According to the N.H. Union Leader, Johnson’s attorney Norm Silber said his client does not intend to resign but acknowledged that she made a mistake after sharing something from a source she wasn’t familiar with.
Newly elected Rep. Lawrence Welkowitz, D-Keene, says that typically, he’s able to understand where his political opponents are coming from even when he disagrees with them. But he said Johnson’s post “crossed the line.”
“Her post from a pro-Nazi website was so awful that I can’t begin to understand why she would support something so hateful,” Welkowitz told The Sentinel in an email. “I’ve personally sent a message to the Governor that she needs to resign.”
Sununu has spoken out against Johnson’s post and urged people from both sides of the political aisle to reject bigotry and racial bias.
“Regardless of political party, we must condemn antisemitism and racism in all forms,” Sununu said in a statement provided to The Sentinel by his spokesman Ben Vihstadt. “These comments are repugnant and appalling.”
Acting Speaker of the House Sherman Packard, a Londonderry Republican who assumed the role following the Dec. 9 death of newly elected Speaker Richard “Dick” Hinch, also addressed the post in a statement provided to The Sentinel by Chief of Staff Aaron Goulette.

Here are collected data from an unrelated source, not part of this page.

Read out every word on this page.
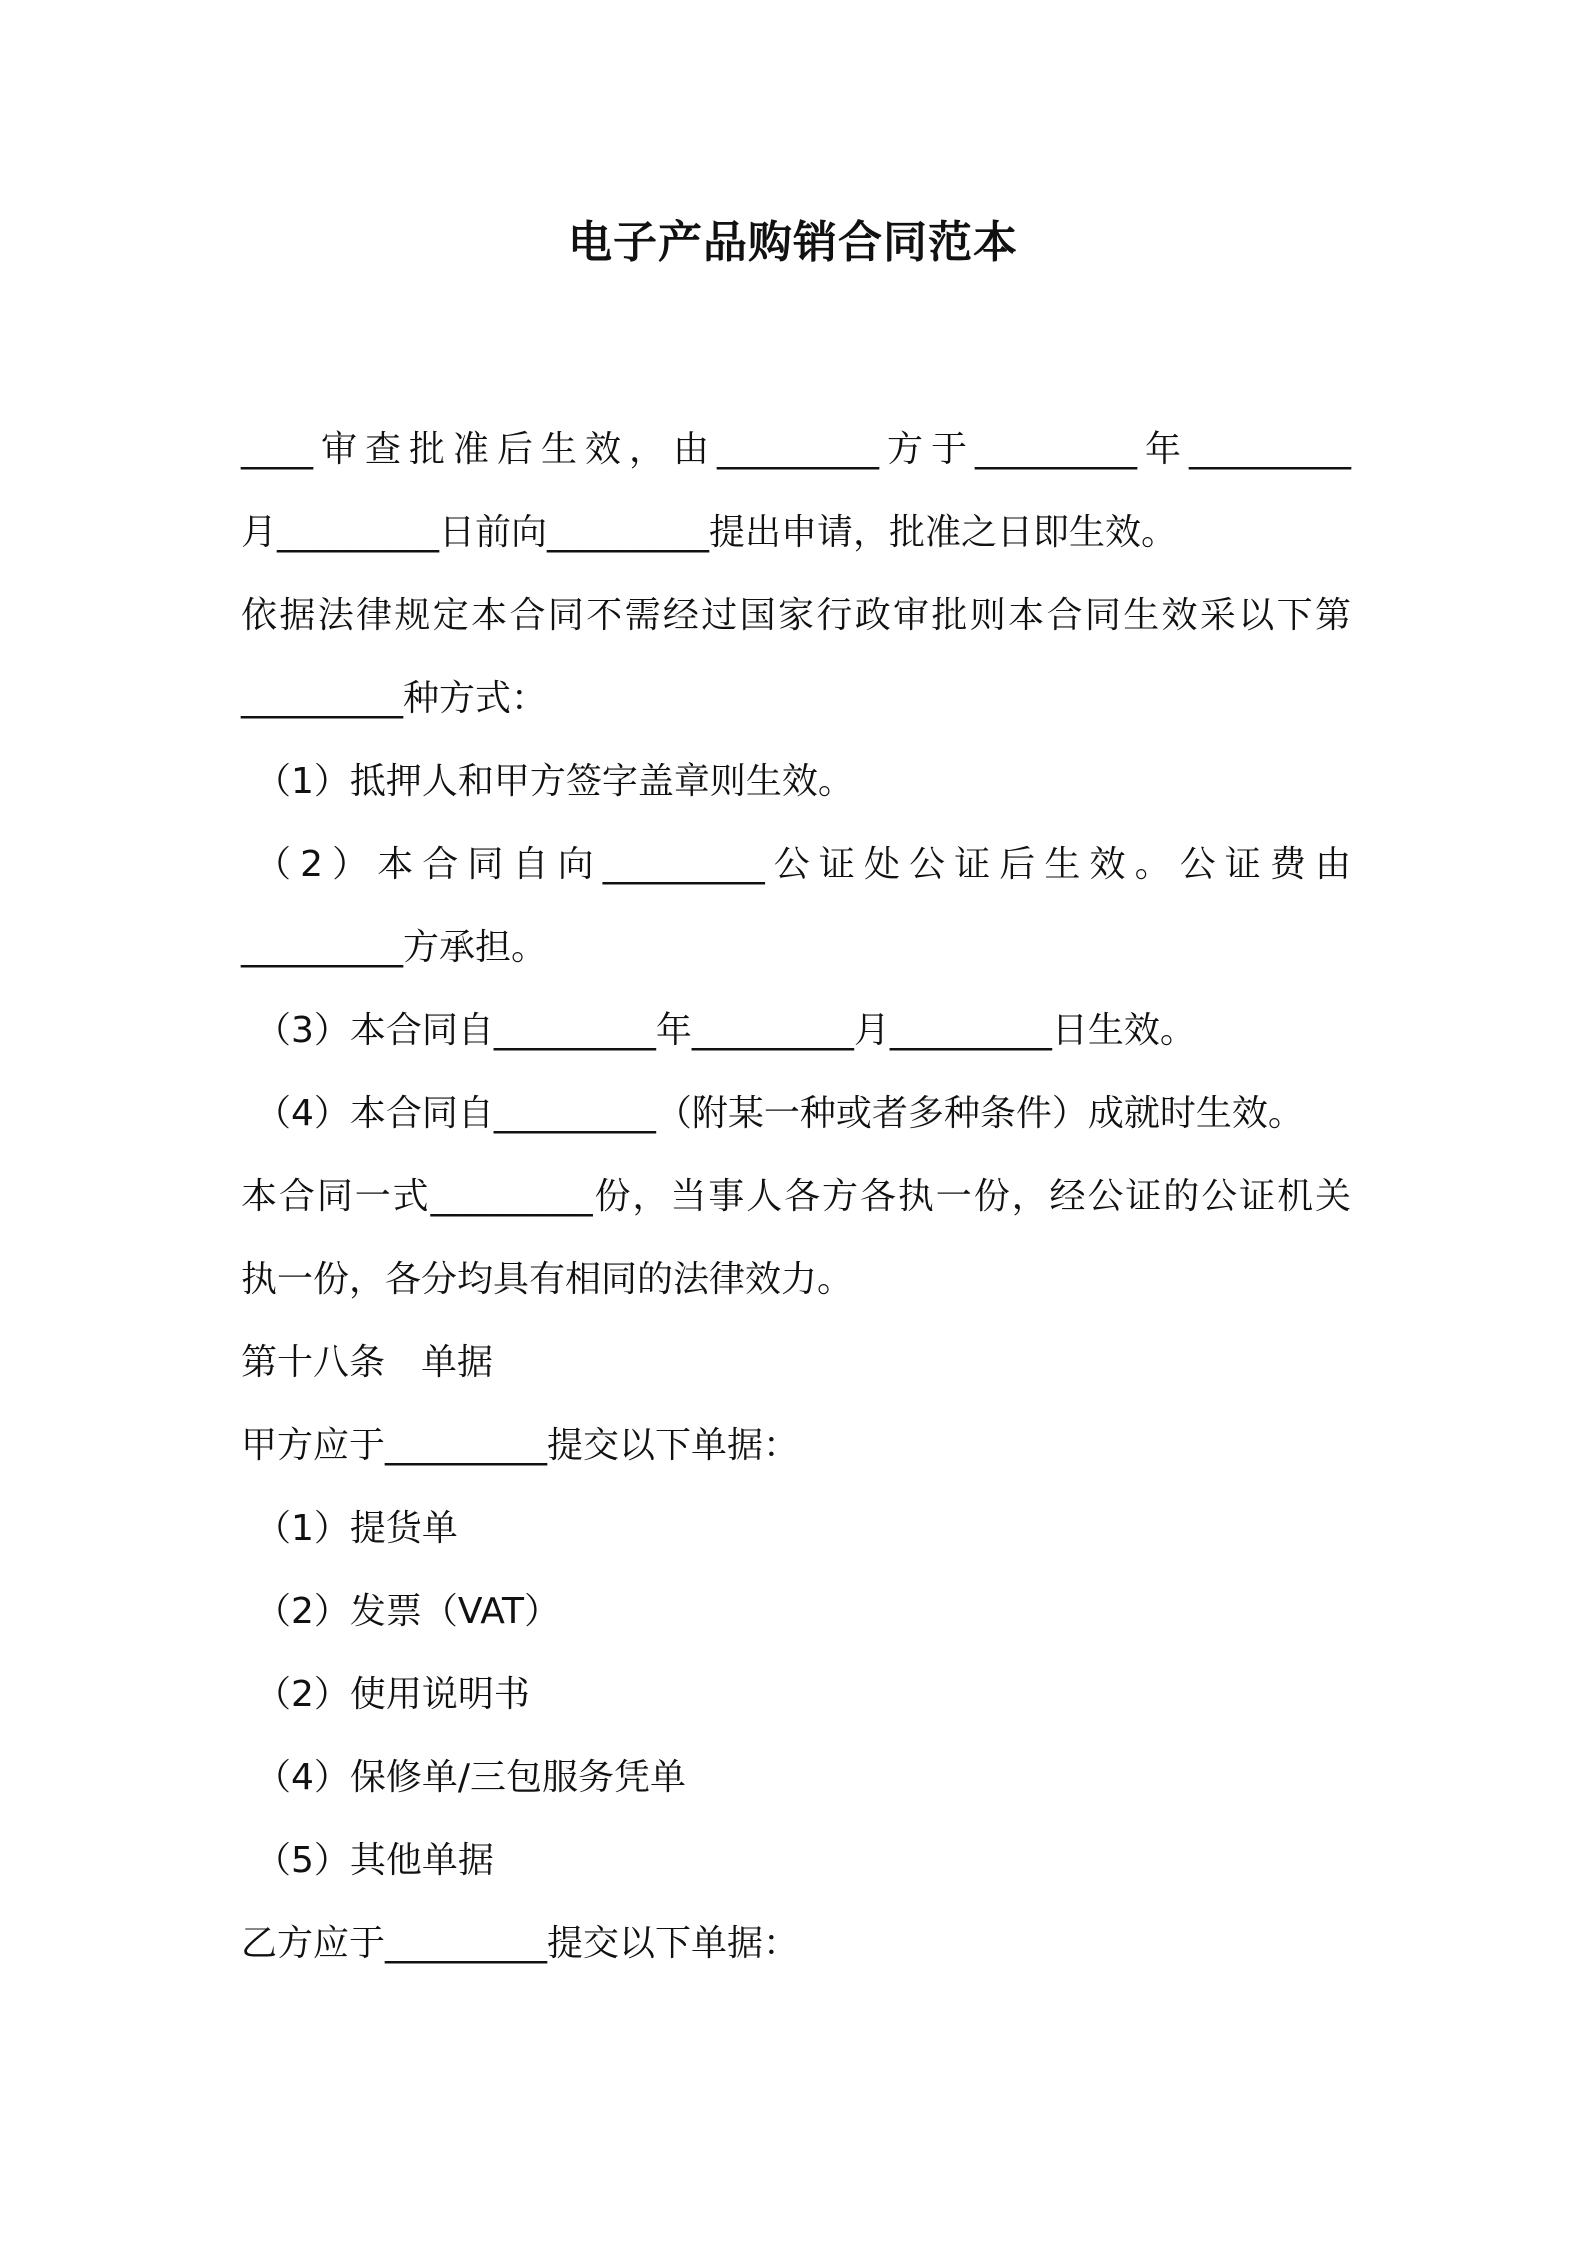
电子产品购销合同范本
____审查批准后生效，由_________方于_________年_________
月_________日前向_________提出申请，批准之日即生效。
依据法律规定本合同不需经过国家行政审批则本合同生效采以下第
_________种方式：
（1）抵押人和甲方签字盖章则生效。
（2）本合同自向_________公证处公证后生效。公证费由
_________方承担。
（3）本合同自_________年_________月_________日生效。
（4）本合同自_________（附某一种或者多种条件）成就时生效。
本合同一式_________份，当事人各方各执一份，经公证的公证机关
执一份，各分均具有相同的法律效力。
第十八条　单据
甲方应于_________提交以下单据：
（1）提货单
（2）发票（VAT）
（2）使用说明书
（4）保修单/三包服务凭单
（5）其他单据
乙方应于_________提交以下单据：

“Anti-Semitism, racism, and hate speech are wrong and have no place in New Hampshire, our politics, or our state government,” Packard said.

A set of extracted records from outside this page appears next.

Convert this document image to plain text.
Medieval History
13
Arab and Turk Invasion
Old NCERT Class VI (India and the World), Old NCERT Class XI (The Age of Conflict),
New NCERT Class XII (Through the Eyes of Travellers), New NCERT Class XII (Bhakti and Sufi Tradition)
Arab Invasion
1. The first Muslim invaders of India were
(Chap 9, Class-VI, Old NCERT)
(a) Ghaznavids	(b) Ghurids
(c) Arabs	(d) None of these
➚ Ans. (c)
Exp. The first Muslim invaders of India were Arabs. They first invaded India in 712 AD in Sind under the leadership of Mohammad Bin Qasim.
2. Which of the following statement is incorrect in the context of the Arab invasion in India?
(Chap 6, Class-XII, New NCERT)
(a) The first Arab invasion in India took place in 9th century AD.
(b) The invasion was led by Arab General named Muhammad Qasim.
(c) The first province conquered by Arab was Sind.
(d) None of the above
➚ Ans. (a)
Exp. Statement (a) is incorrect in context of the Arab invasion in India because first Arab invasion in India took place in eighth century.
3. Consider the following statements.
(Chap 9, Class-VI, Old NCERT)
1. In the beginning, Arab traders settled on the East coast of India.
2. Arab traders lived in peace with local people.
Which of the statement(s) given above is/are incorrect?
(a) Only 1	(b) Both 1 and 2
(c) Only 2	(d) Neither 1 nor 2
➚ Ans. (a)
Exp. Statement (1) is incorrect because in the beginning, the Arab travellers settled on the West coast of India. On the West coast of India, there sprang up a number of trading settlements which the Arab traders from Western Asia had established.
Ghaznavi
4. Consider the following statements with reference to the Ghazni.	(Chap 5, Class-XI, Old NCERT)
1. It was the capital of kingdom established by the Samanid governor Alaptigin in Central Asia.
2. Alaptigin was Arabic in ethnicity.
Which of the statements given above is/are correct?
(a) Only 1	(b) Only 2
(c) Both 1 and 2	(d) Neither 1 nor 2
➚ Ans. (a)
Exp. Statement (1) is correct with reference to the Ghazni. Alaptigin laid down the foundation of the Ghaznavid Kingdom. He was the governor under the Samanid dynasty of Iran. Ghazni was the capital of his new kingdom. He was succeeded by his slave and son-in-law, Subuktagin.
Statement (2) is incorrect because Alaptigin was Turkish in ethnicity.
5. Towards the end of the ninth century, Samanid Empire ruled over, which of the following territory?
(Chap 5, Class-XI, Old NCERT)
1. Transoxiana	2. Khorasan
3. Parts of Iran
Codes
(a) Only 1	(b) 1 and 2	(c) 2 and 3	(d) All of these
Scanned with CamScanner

State Democratic leadership has also spoken out against Johnson’s post. In a news release, Senate Democratic Leader Donna Soucy of Manchester said it is the job of state representatives to ensure that New Hampshire is a safe place for all its residents.
Meanwhile, Kahn and Welkowitz aren’t the only elected officials from Cheshire County to weigh in on the matter.
Rep. Jennie Gomarlo, D-Swanzey, is also calling on Johnson to step down, and said she has reached out to the Laconia City Council to ask that they condemn Johnson’s actions. She asked how it’s possible to represent a constituency fairly if an elected official feels that some members of that community are less than others.
In today’s politically divisive environment, Gomarlo said, tolerating bias only adds fuel to the fire.
“As representatives we all need to start at a common place of wanting our state to be a better place for all our citizens,” she said in an email to The Sentinel. “There should be no place for hate or superiority.”
During a Zoom meeting of area Democrats Monday night, Rep. Lucius Parshall of Marlborough noted that he’s reached out to Laconia School Board Chairwoman Heather Lounsbury to request that she support calls for Johnson’s resignation. In his letter, which he posted to the Zoom chat for the meeting, he says this isn’t a question of free speech but of what message the board is sending to families and students.
“We’re putting our nose in their business, of course,” he said during the meeting, “but this affects everybody in the state.”